Once Dr. King made that statement, the CIA in particular considered him and his movement fair game. Even to the extent that their operations were limited to foreign policy, the -- again, because of the congressional investigations, we know that the CIA, which people thought did not operate domestically within the U.S., had a huge domestic program called Operation Chaos which was designed to counter opposition to the Vietnam War. [1999] Testimony of Mr. William Schaap on the role of the U.S. Government in the assassination of Martin Luther King

As we know, silence can be deafening. Disinformation is not only getting certain things to appear in print, it's also getting certain things not to appear in print. I mean, the first -- the first thing I would say as a way of explanation is the incredibly powerful effect of disinformation over a long period of time that I mentioned before. For 30 years the official line has been that James Earl Ray killed Martin Luther King and he did it all by himself. That's 30 years, not -- nothing like the short period when the line was that the Cubans raped the Angolan women. But for 30 years it's James Earl Ray killed Dr. King, did it all by himself.
And when that is imprinted in the minds of the general public for 30 years, if somebody stood up and confessed and said: I did it. Ray didn't do it, I did it. Here's a movie. Here's a video showing me do it. 99 percent of the people wouldn't believe him because it just -- it just wouldn't click in the mind. It would just go right to -- it couldn't be. It's just a powerful psychological effect over 30 years of disinformation that's been imprinted on the brains of the -- the public. Something to the country couldn't -- couldn't be.
.....I'm not a doctor. But what I understood is that these -- the brain's patterns of thinking are a physical aspect of the human brain. That's how we develop patterns of thought, how we develop associations.
And then, of course, the Mighty Wurlitzer we talked about is still there, it's still playing its tune. And even though you might think 30 years is a long time, that almost everybody who might get in trouble is probably dead by now, that's -- that's how it works. People obtain influence, people make vast sums of money through this propaganda. Those people pass that influence on to others, they pass the money down the line, and all of that can be at risk for a very, very long time.

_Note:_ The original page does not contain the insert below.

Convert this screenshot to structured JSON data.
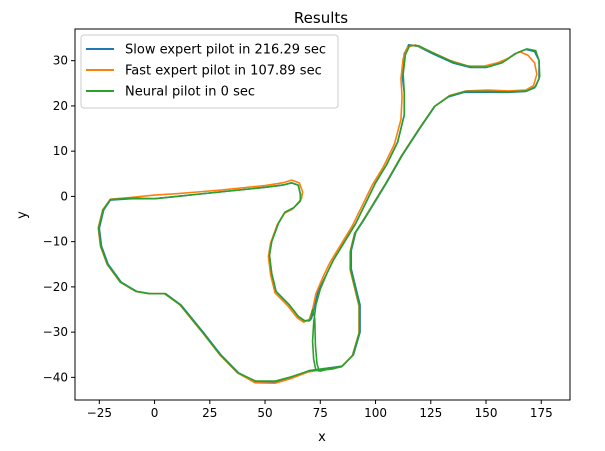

There are documents from the investigation of the assassination of Abraham Lincoln that are still classified. Don't ask me why, but they were originally sealed for 100 years. And then in 1965 President Linden Johnson said, well, it's so close to the Kennedy assassination, if people read the Lincoln documents, it might make them think funny things about Kennedy, so he classified them for another 50 years. So now the grand children of anybody around Lincoln was around are long dead, and these documents are still -- still classified. And we're talking today about a case that's 100 years more immediate than Lincoln. And the establishment is still the establishment. [1999] Testimony of Mr. William Schaap on the role of the U.S. Government in the assassination of Martin Luther King

William Schaap gives expert, informed testimony on the US Government's use of the media to disseminate disinformation via the FBI and CIA.